I am having a trouble, my CUDA program sometimes raise error #700 - an illegal memory access is encountered, and it only happens in 8 out of about 70 of my customers.
The program is running on Dell 7070 PC, with a Quadro P620 graphic card, Windows 10 Home, driver version is 460.89. It’s developed with CUDA 10.2.
This error does not happen every time on every PC. It has been implemented to about 70 customers for about 2 months, only 8 of them has reported this problem (if this error happen, customer must report). For the 8 reported customers, this error happens about once or twice a week. Every time when this error happen, I re-run the program with the same data, this error will continuously happen until I reboot the computer, nor the screen goes black and the GPU is recovered. sometimes when the error happen, there will be a log in windows event viewer like this: Error Level: error, source: nvlddmkm, event ID: 13. Event detail can be:
\Device\Video3
Graphics SM Warp Exception on(GPC 1, TPC 1): Out of Range Address
Or
\Device\Video3
Graphics Exception: SER 0x504648=0x137000e 0x504650=0x20 0x504644=0xd3eff2 0x50464c=0x17f
Exception can be on (GPC0, TPC 0), (GPC0, TPC 1), (GPC1, TPC 0) or (GPC1, TPC 1).
I have tried to use CUDA-memcheck to test the program, the result shows no error.

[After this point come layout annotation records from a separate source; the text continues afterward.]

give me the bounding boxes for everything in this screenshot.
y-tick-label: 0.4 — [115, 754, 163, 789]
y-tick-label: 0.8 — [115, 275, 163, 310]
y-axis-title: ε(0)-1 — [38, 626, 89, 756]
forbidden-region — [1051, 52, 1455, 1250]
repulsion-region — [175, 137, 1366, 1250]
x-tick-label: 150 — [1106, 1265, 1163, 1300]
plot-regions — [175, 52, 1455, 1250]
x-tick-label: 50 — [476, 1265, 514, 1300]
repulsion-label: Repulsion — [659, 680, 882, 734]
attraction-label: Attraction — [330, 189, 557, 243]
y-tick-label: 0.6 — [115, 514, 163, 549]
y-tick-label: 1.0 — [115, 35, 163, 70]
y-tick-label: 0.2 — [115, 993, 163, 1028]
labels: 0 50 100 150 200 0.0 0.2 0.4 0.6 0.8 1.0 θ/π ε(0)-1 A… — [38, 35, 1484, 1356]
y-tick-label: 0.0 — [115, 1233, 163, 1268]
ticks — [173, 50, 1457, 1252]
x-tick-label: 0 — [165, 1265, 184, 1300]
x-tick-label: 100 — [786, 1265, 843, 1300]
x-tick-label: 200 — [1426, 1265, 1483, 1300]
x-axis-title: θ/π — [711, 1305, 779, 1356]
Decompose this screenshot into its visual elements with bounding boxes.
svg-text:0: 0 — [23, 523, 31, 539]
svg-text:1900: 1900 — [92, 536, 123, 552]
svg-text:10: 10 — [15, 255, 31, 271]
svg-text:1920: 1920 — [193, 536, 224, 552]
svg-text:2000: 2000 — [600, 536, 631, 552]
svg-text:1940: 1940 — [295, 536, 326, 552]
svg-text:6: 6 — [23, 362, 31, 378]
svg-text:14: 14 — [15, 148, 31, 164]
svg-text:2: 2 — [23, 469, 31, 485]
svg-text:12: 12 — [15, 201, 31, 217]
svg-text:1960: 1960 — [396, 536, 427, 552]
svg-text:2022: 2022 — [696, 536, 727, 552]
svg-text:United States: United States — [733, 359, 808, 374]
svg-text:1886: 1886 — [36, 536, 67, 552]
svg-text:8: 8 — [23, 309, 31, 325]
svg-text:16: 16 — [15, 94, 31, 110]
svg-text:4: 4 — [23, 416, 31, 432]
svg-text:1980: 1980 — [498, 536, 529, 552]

In my codes, all memory allocation are done at the beginning when the program starts up, but the error happen in the middle. And I have also checked the temporary variables in kernel codes, it seems that they are not possible to exceed the heap size limit. I can show parts of my codes if necessary.
The program is developed with continuous integration and continuous test, so it has been running on my development PC for thousands times. In addition, when the error occurred in customers PC, I have copied the data back to my PC, then I run automatic test for over 100 time, this error does not happen.
I want to exchange PC or GPU between customers that have met this problem and haven’t met this problem, but I can not do this. Today I have just replaced with new P620 GPUs for 2 of the 8 customers, I will keep observing for at least one week.
Does anyone have any idea about this problem?